Bill Perks remembered his family having to eat hog ears, pig snouts and wild game during the 1930s. You either ate it or died from starvation.
It’s different today, where people in hunger can get a free meal at a food kitchen. And not everyone is poor today like they were back then. Nobody had anything. The banker was just as poor as the farmer.
“Some’s bad off today, but everybody was that way back then,” the 87-year-old Mr. Perks said. “And there wasn’t no hand-me-outs or anything. If you didn’t know somebody to keep you in food if you got down sick, it was rough.”

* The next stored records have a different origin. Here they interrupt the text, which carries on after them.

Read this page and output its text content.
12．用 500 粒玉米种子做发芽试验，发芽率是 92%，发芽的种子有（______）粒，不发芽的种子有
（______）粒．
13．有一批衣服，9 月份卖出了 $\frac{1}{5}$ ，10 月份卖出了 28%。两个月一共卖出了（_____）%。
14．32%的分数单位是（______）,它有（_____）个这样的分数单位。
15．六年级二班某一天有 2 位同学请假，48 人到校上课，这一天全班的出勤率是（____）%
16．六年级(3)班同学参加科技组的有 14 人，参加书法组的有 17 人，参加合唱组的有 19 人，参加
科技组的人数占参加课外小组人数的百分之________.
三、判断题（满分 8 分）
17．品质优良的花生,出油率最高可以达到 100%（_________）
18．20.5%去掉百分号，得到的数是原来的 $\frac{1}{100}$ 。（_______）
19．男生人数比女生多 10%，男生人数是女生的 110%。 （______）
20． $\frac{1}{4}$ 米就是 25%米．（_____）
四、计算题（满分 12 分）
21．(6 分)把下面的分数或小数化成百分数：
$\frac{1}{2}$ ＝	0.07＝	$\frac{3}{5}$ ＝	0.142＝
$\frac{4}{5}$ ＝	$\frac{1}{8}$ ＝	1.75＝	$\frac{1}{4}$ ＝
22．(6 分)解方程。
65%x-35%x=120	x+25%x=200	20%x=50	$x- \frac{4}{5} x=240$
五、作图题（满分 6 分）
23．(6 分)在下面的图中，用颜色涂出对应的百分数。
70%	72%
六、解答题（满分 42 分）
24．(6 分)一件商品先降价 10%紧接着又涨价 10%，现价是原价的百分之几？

Adele Leffert remembered that her dad owned a general store during the Depression years. She also remembered that her father had to burn thousands of dollars’ worth of bills the area farmers owed him.
“He knew they couldn’t pay their bills,” she said.
Things may not be as bad today as they were during the Great Depression. Some say it’s too early to tell. Our current economic slump has really just begun, but the Depression that began in 1929 in the United States and Europe lasted about 10 years.
Still, there are troubling similarities.
Collapsing stock market prices, bank failures, rising unemployment, falling house values and an overall weakened economy feel historically familiar.
A recent Time magazine article even had a doomsday headline, asking if this is “The End of Prosperity?”
The United States and Western Europe are in the grip of a downward financial spiral, the accompanying article read. And total overall loss threatens to be even more before it is all over, some experts predict.
But Dave Leyland, executive director for Community Action Partnership, an agency that serves low-income families with heating and cooling assistance and other services, said today is much different than the 1930s. For one, there are more agencies out there to help people. And people are not roaming the countryside looking for work and food as they were back then.
Now, it’s the working poor who are suffering, he said.
“The stress is on people we know who are working two jobs,” Mr. Leyland said. “Even if you worked hard and you get what you think is a decent paycheck, you start subtracting from that the cost of rent, the cost of putting gas in your car — all of these things make it extremely difficult.”
But perhaps nothing beats knowing what to do in tough times like experience. Jeannetta Danford learned from hard times growing up that even when things eventually got better for her family, they still remained cautious with their money.
“They never felt the wolf was very far from the door” and bought only what they could afford, she said. That’s the best advice she could give anyone in these tough times, Ms. Danford said.
“We never knew we were poor,” she said. “Of course, we didn’t have designer labels. We wore hand-me-downs, but I would say definitely live within your means and pay your bills as they come in.”
Mr. Perks said many people don’t think far enough into the future. They want things now, rather than waiting until they can afford them.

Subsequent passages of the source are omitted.